- Citation Author(s):
- Submitted by:
- Jianjun HE
- Last updated:
- 23 February 2016 - 1:43pm
- Document Type:
- Presentation Slides
In spatial audio analysis-synthesis, one of the key issues is to decompose a signal into primary and ambient components based on their spatial features. Stereo audio signals are often modeled as a linear mixture of primary and ambient components. Existing approaches like principal component analysis (PCA) and least squares (LS) have been widely employed to extract primary and ambient components from stereo signals. However, the performance and comparisons of these approaches in primary-ambient extraction (PAE) have not been well studied. In this report, we show that existing approaches can be generalized into a linear estimation framework. Under this framework, we propose a systematic series of performance measures identifying the components comprising the extraction error. Based on the linear estimation framework and the performance measures, we present a comparative study of the linear estimation based PAE approaches including existing PCA, LS, and two proposed variant LS approaches for more practical objectives in their performance. Experimental results are provided to justify the relationships and differences of these approaches.
However, the performance of PCA based primary ambient extraction (PAE) is highly dependent on the assumptions of the input signal model, where the primary components in the stereo signal are assumed to be completely correlated at zero lag. One of the most frequently encountered cases where the primary component is partially correlated, namely the primary-complex case, is not well-studied. To alleviate the performance degradation in this case, the time-shifted PCA based PAE is proposed in this work. This approach involves time-shifting the input signal according to the estimated inter-channel time difference (ICTD) of the input signal prior to the linear estimation in PAE. Based on the results from our simulation and informal listening tests, the shifted PAE approach is found to be superior to the conventional PCA based PAE methods.

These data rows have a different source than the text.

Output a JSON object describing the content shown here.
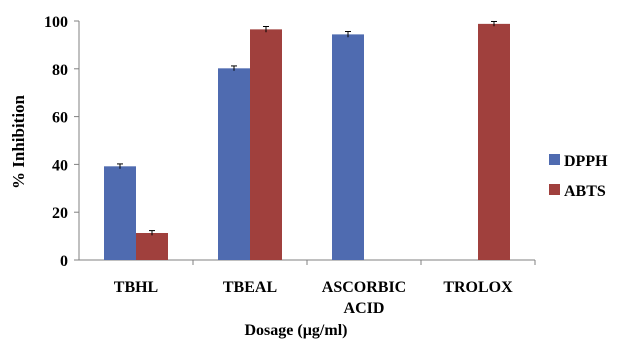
{
  "chart_data": {
    "type": "bar",
    "title": "",
    "xlabel": "Dosage (µg/ml)",
    "ylabel": "% Inhibition",
    "ylim": [
      0,
      100
    ],
    "yticks": [
      0,
      20,
      40,
      60,
      80,
      100
    ],
    "categories": [
      {
        "lines": [
          "TBHL"
        ]
      },
      {
        "lines": [
          "TBEAL"
        ]
      },
      {
        "lines": [
          "ASCORBIC",
          "ACID"
        ]
      },
      {
        "lines": [
          "TROLOX"
        ]
      }
    ],
    "series": [
      {
        "name": "DPPH",
        "color": "#4F6BB0",
        "values": [
          39.2,
          80.2,
          94.4,
          null
        ],
        "errors": [
          1.0,
          1.0,
          1.2,
          null
        ]
      },
      {
        "name": "ABTS",
        "color": "#A0403D",
        "values": [
          11.3,
          96.5,
          null,
          98.8
        ],
        "errors": [
          1.0,
          1.2,
          null,
          1.0
        ]
      }
    ],
    "grid": false,
    "legend_position": "right",
    "error_bars": true
  }
}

From our study, we find that the existing approaches are still unable to handle more complicated cases of the input signals. For example, the stereo signal model requires the primary components to come from one direction and the primary and ambient components are only characterized by their inter-channel correlations. These remaining problems stimulate our further study on formulating more realistic signal models as well as the classification of the input signal into a specific model. With the proper extraction of primary and ambient components as well as the appropriate post-processing techniques, a more immersive 3D audio experience can be achieved.
This report was submitted to Nanyang Technological University for the partial fulfillment of the qualification examination of the PhD candidature.